The system of the preceding clause, wherein the processor is configured to segment the borehole image based on kernel density estimation (KDE), a variogram, or both

The system of any preceding clause, wherein the variogram corresponds to a measurement of a covariance of a pair of data points associated with borehole image

The system of any preceding clause, wherein the updated borehole image comprises one or more boundaries between zone segments identified based on the first plurality of zones and the second plurality of zones.

The system of any preceding clause, wherein clustering the one or more sets of features comprises an agglomerative clustering method.

The system of any preceding clause, wherein the processor is further configured to receive an additional borehole image associated with a second well, and apply the borehole texture model to classify one or more textures of the second well.

The system of any preceding clause, wherein the processor is further configured to determine one or more commands for drilling the second well based on the one or more textures and send the one or more commands to a drilling system configured to adjust operations of a drill in response to receiving the one or more commands.

A tangible and non-transitory machine readable medium including instructions that, when executed by a processor, causes the processor to perform operations including segmenting a borehole image of a first well into a first plurality of zones based on pixel data, segmenting the borehole image of the first well into a second plurality of zones based on covariance data, merging the first plurality of zones and the second plurality of zones to generate an updated borehole image, clustering one or more sets of features of the updated borehole image into one or more clusters based on a classification algorithm, and generating a borehole texture model representative of expected properties of an additional borehole based on the one or more clusters.

The medium of the preceding clause, wherein the borehole image is segmented based on kernel density estimation (KDE), a variogram, or both.

The medium of any preceding clause, wherein the variogram corresponds to a measurement of a covariance of a pair of data points associated with borehole image.

The medium of any preceding clause, wherein the updated borehole image comprises one or more boundaries between zone segments identified based on the first plurality of zones and the second plurality of zones.

The medium of any preceding clause, wherein clustering the one or more sets of features comprises an agglomerative clustering method.

The medium of any preceding clause, including receiving an additional borehole image associated with a second well, and applying the borehole texture model to classify one or more textures of the second well.

While only certain features have been illustrated and described herein, many modifications and changes will occur to those skilled in the art. It is, therefore, to be understood that the appended claims are intended to cover all such modifications and changes as fall within the true spirit of the disclosure.

The techniques presented and claimed herein are referenced and applied to material objects and concrete examples of a practical nature that demonstrably improve the present technical field and, as such, are not abstract, intangible or purely theoretical. Further, if any claims appended to the end of this specification contain one or more elements designated as “means for (perform)ing (a function) . . . ” or “step for (perform)ing (a function) . . . ”, it is intended that such elements are to be interpreted under 35 U.S.C. 112(f).
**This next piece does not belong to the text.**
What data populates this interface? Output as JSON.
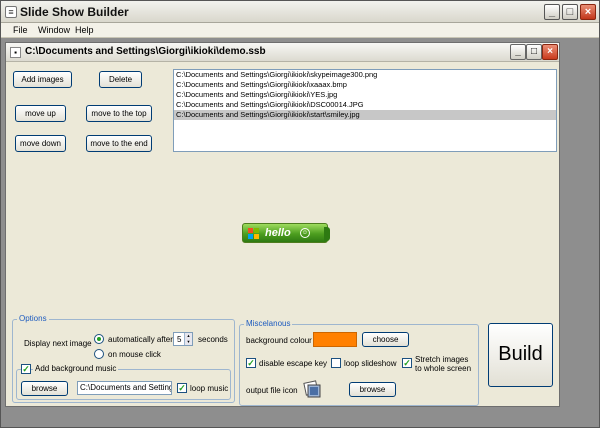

However, for any claims containing elements designated in any other manner, it is intended that such elements are not to be interpreted under 35 U.S.C. 112(f).

Claims

1. A method, comprising:

segmenting a borehole image of a first well into a first plurality of zones based on pixel data;

segmenting the borehole image of the first well into a second plurality of zones based on covariance data;

merging the first plurality of zones and the second plurality of zones to generate an updated borehole image;

clustering one or more sets of features of the updated borehole image into one or more clusters based on a classification algorithm; and

generating a borehole texture model representative of expected properties of an additional borehole based on the one or more clusters.

2. The method of claim 1, wherein the borehole image is segmented based on kernel density estimation (KDE), a variogram, or both.

3. The method of claim 1, wherein the variogram corresponds to a measurement of a covariance of a pair of data points associated with the borehole image.

4. The method of claim 1, wherein the updated borehole image comprises one or more boundaries between zone segments identified based on the first plurality of zones and the second plurality of zones.

5. The method of claim 1, wherein clustering the one or more sets of features comprises an agglomerative clustering method.

6. The method of claim 1, comprising:

receiving an additional borehole image associated with a second well; and

applying the borehole texture model to classify one or more textures of the second well.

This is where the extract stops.